5.MapOutputCopier线程的copyOutput方法。map的输出从远端map所在的tasktracker拷贝到reducer任务所在的tasktracker。

private long copyOutput(MapOutputLocation loc
) throws IOException, InterruptedException {
// 从拷贝的记录中检查是否已经拷贝完成。
if (copiedMapOutputs.contains(loc.getTaskId()) ||
obsoleteMapIds.contains(loc.getTaskAttemptId())) {
return CopyResult.OBSOLETE;
}
TaskAttemptID reduceId = reduceTask.getTaskID();
Path filename = new Path("/" + TaskTracker.getIntermediateOutputDir(
reduceId.getJobID().toString(),
reduceId.toString())
+ "/map_" +
loc.getTaskId().getId() + ".out");

//一个拷贝map输出的临时文件。
Path tmpMapOutput = new Path(filename+"-"+id);

//拷贝map输出。
MapOutput mapOutput = getMapOutput(loc, tmpMapOutput);
if (mapOutput == null) {
throw new IOException("Failed to fetch map-output for " +
loc.getTaskAttemptId() + " from " +
loc.getHost());
}
// The size of the map-output
long bytes = mapOutput.compressedSize;

synchronized (ReduceTask.this) {
if (copiedMapOutputs.contains(loc.getTaskId())) {
mapOutput.discard();
return CopyResult.OBSOLETE;
}
// Note that we successfully copied the map-output
noteCopiedMapOutput(loc.getTaskId());
return bytes;
}

// 处理map的输出，如果是存储在内存中则添加到（Collections.synchronizedList(new LinkedList<MapOutput>)类型的结合mapOutputsFilesInMemory中，否则如果存储在临时文件中，则冲明明临时文件为正式的输出文件。
if (mapOutput.inMemory) {
// Save it in the synchronized list of map-outputs
mapOutputsFilesInMemory.add(mapOutput);
} else {

tmpMapOutput = mapOutput.file;
filename = new Path(tmpMapOutput.getParent(), filename.getName());
if (!localFileSys.rename(tmpMapOutput, filename)) {
localFileSys.delete(tmpMapOutput, true);
bytes = -1;
throw new IOException("Failed to rename map output " +
tmpMapOutput + " to " + filename);
}

synchronized (mapOutputFilesOnDisk) {
addToMapOutputFilesOnDisk(localFileSys.getFileStatus(filename));
}
}

// Note that we successfully copied the map-output
noteCopiedMapOutput(loc.getTaskId());
}

return bytes;
}

5.ReduceCopier.MapOutputCopier的getMapOutput方法，真正执行拷贝动作的方法，通过http把远端服务器上map的输出拷贝到本地。
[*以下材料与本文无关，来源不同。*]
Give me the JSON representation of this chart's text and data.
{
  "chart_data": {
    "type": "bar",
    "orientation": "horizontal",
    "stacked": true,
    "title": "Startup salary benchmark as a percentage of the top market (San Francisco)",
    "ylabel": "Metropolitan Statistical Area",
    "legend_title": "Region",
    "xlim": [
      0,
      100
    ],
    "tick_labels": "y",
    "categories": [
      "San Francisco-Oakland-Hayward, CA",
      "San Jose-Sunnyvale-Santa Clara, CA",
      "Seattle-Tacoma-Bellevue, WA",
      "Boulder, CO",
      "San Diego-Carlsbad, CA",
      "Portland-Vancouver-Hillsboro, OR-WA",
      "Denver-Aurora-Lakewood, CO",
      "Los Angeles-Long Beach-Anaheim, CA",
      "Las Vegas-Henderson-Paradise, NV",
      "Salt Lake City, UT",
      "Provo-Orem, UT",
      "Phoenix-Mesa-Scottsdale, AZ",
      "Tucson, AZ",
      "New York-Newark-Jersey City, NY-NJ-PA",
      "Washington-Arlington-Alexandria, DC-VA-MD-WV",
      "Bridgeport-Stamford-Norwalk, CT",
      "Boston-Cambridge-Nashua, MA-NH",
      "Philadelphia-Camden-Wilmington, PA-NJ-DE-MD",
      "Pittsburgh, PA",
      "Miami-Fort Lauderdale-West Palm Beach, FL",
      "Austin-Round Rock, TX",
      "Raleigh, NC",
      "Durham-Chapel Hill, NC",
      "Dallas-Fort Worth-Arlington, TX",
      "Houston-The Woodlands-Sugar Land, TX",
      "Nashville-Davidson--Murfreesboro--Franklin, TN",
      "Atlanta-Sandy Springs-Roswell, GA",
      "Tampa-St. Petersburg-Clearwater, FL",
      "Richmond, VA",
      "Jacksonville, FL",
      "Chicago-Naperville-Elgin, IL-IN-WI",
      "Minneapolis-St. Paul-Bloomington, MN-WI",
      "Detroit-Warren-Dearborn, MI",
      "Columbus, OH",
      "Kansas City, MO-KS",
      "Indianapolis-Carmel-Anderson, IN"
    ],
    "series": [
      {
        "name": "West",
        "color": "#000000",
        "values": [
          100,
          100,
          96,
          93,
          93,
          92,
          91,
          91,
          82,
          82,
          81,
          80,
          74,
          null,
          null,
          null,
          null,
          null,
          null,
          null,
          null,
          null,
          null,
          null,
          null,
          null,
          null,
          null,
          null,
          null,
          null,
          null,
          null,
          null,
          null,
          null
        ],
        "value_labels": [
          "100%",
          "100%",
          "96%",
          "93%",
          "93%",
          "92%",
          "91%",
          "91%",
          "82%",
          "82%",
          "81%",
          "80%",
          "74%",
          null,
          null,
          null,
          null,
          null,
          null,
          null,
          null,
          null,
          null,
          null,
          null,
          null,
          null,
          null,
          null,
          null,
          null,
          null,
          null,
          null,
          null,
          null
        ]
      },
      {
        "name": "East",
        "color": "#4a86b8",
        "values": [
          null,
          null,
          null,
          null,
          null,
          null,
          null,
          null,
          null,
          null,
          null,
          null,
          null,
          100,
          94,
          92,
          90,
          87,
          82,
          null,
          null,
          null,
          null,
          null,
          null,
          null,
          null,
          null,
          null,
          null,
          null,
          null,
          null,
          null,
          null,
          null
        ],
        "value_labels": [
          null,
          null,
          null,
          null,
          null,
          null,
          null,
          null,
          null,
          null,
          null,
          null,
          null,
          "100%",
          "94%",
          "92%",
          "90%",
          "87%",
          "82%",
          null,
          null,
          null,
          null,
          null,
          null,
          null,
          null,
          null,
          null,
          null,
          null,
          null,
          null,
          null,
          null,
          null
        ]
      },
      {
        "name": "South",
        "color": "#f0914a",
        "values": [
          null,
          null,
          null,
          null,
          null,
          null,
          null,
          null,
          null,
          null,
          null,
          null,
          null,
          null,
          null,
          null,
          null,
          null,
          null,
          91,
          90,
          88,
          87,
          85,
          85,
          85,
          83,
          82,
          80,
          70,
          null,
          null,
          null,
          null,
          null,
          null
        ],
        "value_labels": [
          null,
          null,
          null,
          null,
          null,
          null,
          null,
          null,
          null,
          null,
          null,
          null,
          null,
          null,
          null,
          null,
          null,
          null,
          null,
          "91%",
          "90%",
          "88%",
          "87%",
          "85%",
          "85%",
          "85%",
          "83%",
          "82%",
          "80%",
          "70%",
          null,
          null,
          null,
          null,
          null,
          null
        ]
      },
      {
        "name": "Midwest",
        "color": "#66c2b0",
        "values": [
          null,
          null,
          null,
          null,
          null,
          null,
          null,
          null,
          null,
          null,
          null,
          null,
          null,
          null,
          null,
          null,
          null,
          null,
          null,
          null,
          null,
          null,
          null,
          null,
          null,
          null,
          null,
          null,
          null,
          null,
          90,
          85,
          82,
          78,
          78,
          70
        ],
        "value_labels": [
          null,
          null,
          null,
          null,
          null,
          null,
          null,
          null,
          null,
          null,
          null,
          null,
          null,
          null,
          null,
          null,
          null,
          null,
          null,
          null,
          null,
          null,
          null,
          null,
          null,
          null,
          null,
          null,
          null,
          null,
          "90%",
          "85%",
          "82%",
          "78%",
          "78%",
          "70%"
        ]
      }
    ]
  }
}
private MapOutput getMapOutput(MapOutputLocation mapOutputLoc,
Path filename, int reduce)
throws IOException, InterruptedException {
// 根据远端服务器地址构建连接。
URLConnection connection =
mapOutputLoc.getOutputLocation().openConnection();
InputStream input = getInputStream(connection, STALLED_COPY_TIMEOUT,
DEFAULT_READ_TIMEOUT);

// 从输出的http header中得到mapid
TaskAttemptID mapId = null;
mapId =           TaskAttemptID.forName(connection.getHeaderField(FROM_MAP_TASK));

TaskAttemptID expectedMapId = mapOutputLoc.getTaskAttemptId();
if (!mapId.equals(expectedMapId)) {
LOG.warn("data from wrong map:" + mapId +
" arrived to reduce task " + reduce +
", where as expected map output should be from " + expectedMapId);
return null;
}

long decompressedLength =
Long.parseLong(connection.getHeaderField(RAW_MAP_OUTPUT_LENGTH));
long compressedLength =
Long.parseLong(connection.getHeaderField(MAP_OUTPUT_LENGTH));

if (compressedLength < 0 || decompressedLength < 0) {
LOG.warn(getName() + " invalid lengths in map output header: id: " +
mapId + " compressed len: " + compressedLength +
", decompressed len: " + decompressedLength);
return null;
}
int forReduce =
(int)Integer.parseInt(connection.getHeaderField(FOR_REDUCE_TASK));

if (forReduce != reduce) {
LOG.warn("data for the wrong reduce: " + forReduce +
" with compressed len: " + compressedLength +
", decompressed len: " + decompressedLength +
" arrived to reduce task " + reduce);
return null;
}
LOG.info("header: " + mapId + ", compressed len: " + compressedLength +
", decompressed len: " + decompressedLength);

// 检查map的输出大小是否能在memory里存储下，已决定是在内存中shuffle还是在磁盘上shuffle。并决定最终生成的MapOutput对象调用不同的构造函数，其inMemory属性页不同。
boolean shuffleInMemory = ramManager.canFitInMemory(decompressedLength);

// Shuffle
MapOutput mapOutput = null;
if (shuffleInMemory) {
LOG.info("Shuffling " + decompressedLength + " bytes (" +
compressedLength + " raw bytes) " +
"into RAM from " + mapOutputLoc.getTaskAttemptId());

mapOutput = shuffleInMemory(mapOutputLoc, connection, input,
(int)decompressedLength,
(int)compressedLength);
} else {
LOG.info("Shuffling " + decompressedLength + " bytes (" +
compressedLength + " raw bytes) " +
"into Local-FS from " + mapOutputLoc.getTaskAttemptId());

mapOutput = shuffleToDisk(mapOutputLoc, input, filename,
compressedLength);
}

return mapOutput;
}

6.ReduceTask.ReduceCopier.MapOutputCopier的shuffleInMemory方法。根据上一方法当map的输出可以在内存中存储时会调用该方法。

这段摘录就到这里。